What’s happening? Basically, gasoline has taken center stage. Almost 75% of this increase came directly from fuel prices, which rose sharply due to tensions in Iran affecting the global energy supply. It’s that cascade effect we see when geopolitics moves markets.
Year-to-date, the US CPI reached 3.3%, the fastest pace since 2024. It seems that the stabilization period we had is over, and inflationary pressures are returning.
Now, what catches my attention is the core. The core inflation, which excludes food and energy, was just 0.2% month-over-month. This is important because it suggests the problem is still quite localized in energy. If this spreads to the rest of the economy, then we really have a bigger problem.
For those watching the markets, this creates a quite divided scenario.

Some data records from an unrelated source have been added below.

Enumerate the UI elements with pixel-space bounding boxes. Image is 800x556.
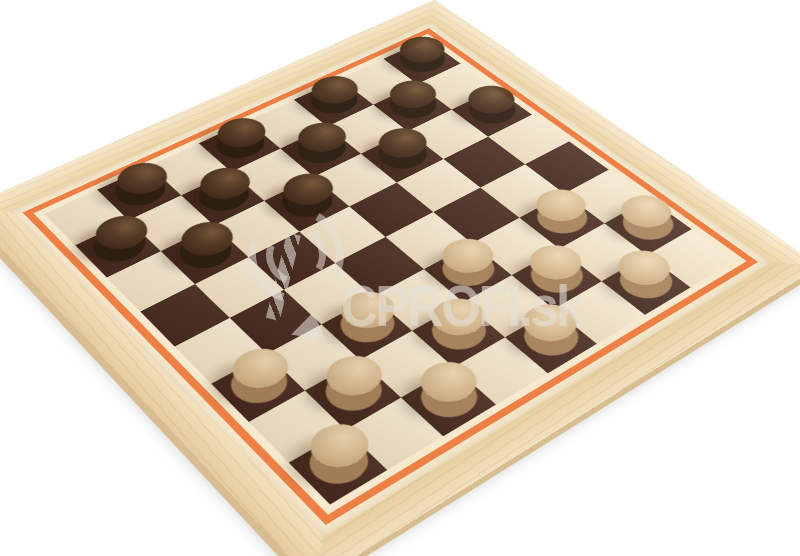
product-photo: CPROFI.sk	[0, 0, 800, 556]
checkers-board	[0, 0, 800, 556]
board-grid	[44, 39, 735, 504]
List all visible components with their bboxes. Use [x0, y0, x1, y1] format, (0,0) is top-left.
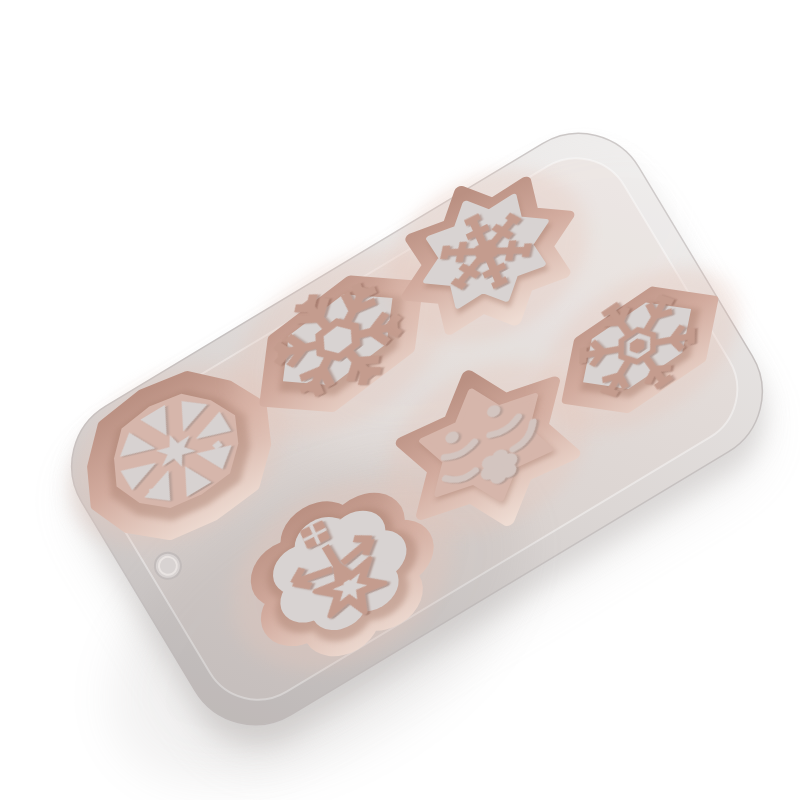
product-photo [0, 0, 800, 800]
mold-tray [0, 52, 800, 800]
product-photo-svg [0, 0, 800, 800]
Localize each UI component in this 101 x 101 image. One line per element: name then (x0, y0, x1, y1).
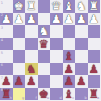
black-pawn: ♟ (88, 63, 101, 76)
square-a3[interactable] (88, 25, 101, 38)
square-g7[interactable]: ♟ (13, 75, 26, 88)
square-a1[interactable]: ♜ (88, 0, 101, 13)
black-rook: ♜ (88, 88, 101, 101)
file-label-g: g (22, 96, 24, 100)
square-g1[interactable]: ♚ (13, 0, 26, 13)
square-c8[interactable]: ♝c (63, 88, 76, 101)
rank-label-5: 5 (1, 51, 3, 55)
square-h8[interactable]: ♜8h (0, 88, 13, 101)
square-a5[interactable] (88, 50, 101, 63)
rank-label-1: 1 (1, 1, 3, 5)
white-pawn: ♟ (0, 13, 13, 26)
white-pawn: ♟ (88, 13, 101, 26)
black-pawn: ♟ (13, 75, 26, 88)
file-label-d: d (59, 96, 61, 100)
black-bishop: ♝ (63, 88, 76, 101)
square-a7[interactable] (88, 75, 101, 88)
square-f3[interactable] (25, 25, 38, 38)
square-g8[interactable]: g (13, 88, 26, 101)
square-d6[interactable] (50, 63, 63, 76)
square-d1[interactable]: ♛ (50, 0, 63, 13)
square-e8[interactable]: ♚e (38, 88, 51, 101)
square-b3[interactable] (75, 25, 88, 38)
white-rook: ♜ (25, 0, 38, 13)
white-knight: ♞ (38, 25, 51, 38)
square-a8[interactable]: ♜a (88, 88, 101, 101)
square-h3[interactable]: 3 (0, 25, 13, 38)
square-d5[interactable] (50, 50, 63, 63)
rank-label-3: 3 (1, 26, 3, 30)
square-c5[interactable]: ♝ (63, 50, 76, 63)
square-c1[interactable]: ♝ (63, 0, 76, 13)
square-g4[interactable] (13, 38, 26, 51)
square-f2[interactable]: ♟ (25, 13, 38, 26)
white-rook: ♜ (88, 0, 101, 13)
square-a6[interactable]: ♟ (88, 63, 101, 76)
square-d3[interactable] (50, 25, 63, 38)
square-h7[interactable]: ♟7 (0, 75, 13, 88)
square-d2[interactable]: ♟ (50, 13, 63, 26)
white-king: ♚ (13, 0, 26, 13)
square-f7[interactable]: ♟ (25, 75, 38, 88)
square-a2[interactable]: ♟ (88, 13, 101, 26)
square-b5[interactable] (75, 50, 88, 63)
square-e3[interactable]: ♞ (38, 25, 51, 38)
square-f1[interactable]: ♜ (25, 0, 38, 13)
white-pawn: ♟ (75, 13, 88, 26)
square-d8[interactable]: d (50, 88, 63, 101)
white-pawn: ♟ (25, 13, 38, 26)
square-f5[interactable] (25, 50, 38, 63)
square-h1[interactable]: 1 (0, 0, 13, 13)
white-pawn: ♟ (13, 13, 26, 26)
square-a4[interactable] (88, 38, 101, 51)
white-bishop: ♝ (63, 0, 76, 13)
black-bishop: ♝ (63, 50, 76, 63)
square-c3[interactable] (63, 25, 76, 38)
black-pawn: ♟ (75, 75, 88, 88)
square-e7[interactable] (38, 75, 51, 88)
square-e1[interactable] (38, 0, 51, 13)
file-label-b: b (84, 96, 86, 100)
square-b2[interactable]: ♟ (75, 13, 88, 26)
square-h5[interactable]: 5 (0, 50, 13, 63)
square-f4[interactable] (25, 38, 38, 51)
black-king: ♚ (38, 88, 51, 101)
square-d4[interactable] (50, 38, 63, 51)
square-d7[interactable] (50, 75, 63, 88)
square-g3[interactable] (13, 25, 26, 38)
black-pawn: ♟ (0, 75, 13, 88)
square-h2[interactable]: ♟2 (0, 13, 13, 26)
white-knight: ♞ (75, 0, 88, 13)
square-b7[interactable]: ♟ (75, 75, 88, 88)
chess-board: 1♚♜♛♝♞♜♟2♟♟♟♟♟♟3♞4♛5♝6♞♟♟♟7♟♟♟♟♜8hgf♚ed♝… (0, 0, 100, 100)
black-pawn: ♟ (63, 75, 76, 88)
rank-label-4: 4 (1, 38, 3, 42)
black-queen: ♛ (38, 38, 51, 51)
rank-label-6: 6 (1, 63, 3, 67)
square-h4[interactable]: 4 (0, 38, 13, 51)
square-b4[interactable] (75, 38, 88, 51)
square-b8[interactable]: b (75, 88, 88, 101)
square-c2[interactable]: ♟ (63, 13, 76, 26)
square-e6[interactable] (38, 63, 51, 76)
square-c7[interactable]: ♟ (63, 75, 76, 88)
white-pawn: ♟ (63, 13, 76, 26)
white-pawn: ♟ (50, 13, 63, 26)
black-pawn: ♟ (25, 75, 38, 88)
white-queen: ♛ (50, 0, 63, 13)
square-b1[interactable]: ♞ (75, 0, 88, 13)
square-g5[interactable] (13, 50, 26, 63)
square-e4[interactable]: ♛ (38, 38, 51, 51)
square-g2[interactable]: ♟ (13, 13, 26, 26)
black-rook: ♜ (0, 88, 13, 101)
square-e5[interactable] (38, 50, 51, 63)
square-f8[interactable]: f (25, 88, 38, 101)
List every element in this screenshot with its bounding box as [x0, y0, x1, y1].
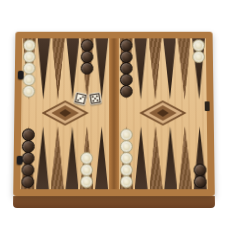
checker-stack-point-19 — [119, 39, 134, 97]
board-right-half — [119, 38, 208, 189]
quadrant-bottom-left — [20, 127, 109, 190]
point-triangle — [164, 127, 177, 190]
backgammon-board: ⚂⚄ — [13, 32, 215, 196]
die-face-icon: ⚄ — [88, 92, 102, 105]
left-middle-area: ⚂⚄ — [21, 99, 109, 126]
point-1[interactable] — [192, 127, 207, 190]
hinge-left-bottom-icon — [17, 156, 23, 165]
point-5[interactable] — [134, 127, 149, 190]
point-triangle — [149, 38, 162, 99]
case-front-edge — [13, 196, 215, 208]
backgammon-case: ⚂⚄ — [13, 32, 215, 209]
checker-white[interactable] — [22, 85, 35, 97]
clasp-right-icon — [205, 101, 210, 111]
point-triangle — [66, 127, 79, 190]
point-2[interactable] — [178, 127, 193, 190]
checker-white[interactable] — [80, 175, 93, 188]
die-3[interactable]: ⚂ — [73, 92, 87, 106]
point-11[interactable] — [35, 127, 50, 190]
point-7[interactable] — [94, 127, 109, 190]
point-triangle — [51, 127, 64, 190]
point-21[interactable] — [148, 38, 163, 99]
point-20[interactable] — [133, 38, 148, 99]
checker-stack-point-13 — [21, 39, 36, 97]
point-triangle — [36, 127, 50, 190]
point-6[interactable] — [119, 127, 134, 190]
point-3[interactable] — [163, 127, 178, 190]
point-24[interactable] — [191, 38, 206, 99]
right-middle-area — [119, 99, 207, 126]
point-triangle — [51, 38, 64, 99]
point-triangle — [95, 127, 108, 190]
dice: ⚂⚄ — [75, 93, 102, 105]
quadrant-top-right — [119, 38, 207, 99]
checker-black[interactable] — [194, 175, 207, 188]
checker-black[interactable] — [81, 62, 94, 74]
point-22[interactable] — [162, 38, 177, 99]
die-5[interactable]: ⚄ — [89, 92, 102, 105]
checker-black[interactable] — [120, 85, 133, 97]
board-left-half: ⚂⚄ — [20, 38, 109, 189]
bar-hinge-seam — [109, 38, 119, 189]
point-23[interactable] — [177, 38, 192, 99]
point-triangle — [37, 38, 50, 99]
die-face-icon: ⚂ — [73, 92, 87, 106]
checker-stack-point-17 — [80, 39, 95, 74]
quadrant-bottom-right — [119, 127, 208, 190]
hinge-left-top-icon — [18, 71, 24, 80]
playing-field: ⚂⚄ — [20, 38, 207, 189]
point-triangle — [178, 38, 191, 99]
checker-stack-point-1 — [193, 164, 208, 189]
point-9[interactable] — [65, 127, 80, 190]
point-triangle — [178, 127, 192, 190]
point-14[interactable] — [36, 38, 51, 99]
checker-white[interactable] — [120, 175, 133, 188]
product-photo: ⚂⚄ — [0, 0, 228, 228]
point-10[interactable] — [50, 127, 65, 190]
point-triangle — [163, 38, 176, 99]
point-triangle — [134, 38, 147, 99]
point-19[interactable] — [119, 38, 134, 99]
diamond-inlay-right — [139, 100, 187, 125]
point-13[interactable] — [21, 38, 36, 99]
point-4[interactable] — [148, 127, 163, 190]
checker-white[interactable] — [192, 51, 205, 63]
checker-stack-point-24 — [191, 39, 206, 63]
checker-stack-point-6 — [119, 129, 134, 189]
point-triangle — [149, 127, 162, 190]
point-15[interactable] — [51, 38, 66, 99]
point-8[interactable] — [79, 127, 94, 190]
checker-stack-point-8 — [79, 152, 94, 188]
checker-black[interactable] — [21, 175, 34, 188]
point-triangle — [134, 127, 147, 190]
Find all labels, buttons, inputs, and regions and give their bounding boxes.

On one side, the strong headline inflation reinforces the narrative of “higher rates for longer,” which favors the dollar. On the other, the controlled core leaves open the possibility that this peak is only temporary if energy stabilizes.
The question everyone should be asking now is: will this spread? Will wages start to rise in response? Will oil prices stay at this level? If the answer is yes to these questions, inflation remains high. If not, we might just be seeing a temporary spike.
For now, what’s clear is that macroeconomic uncertainty remains high, and inflation is increasingly tied to geopolitical movements. It’s worth keeping an eye on.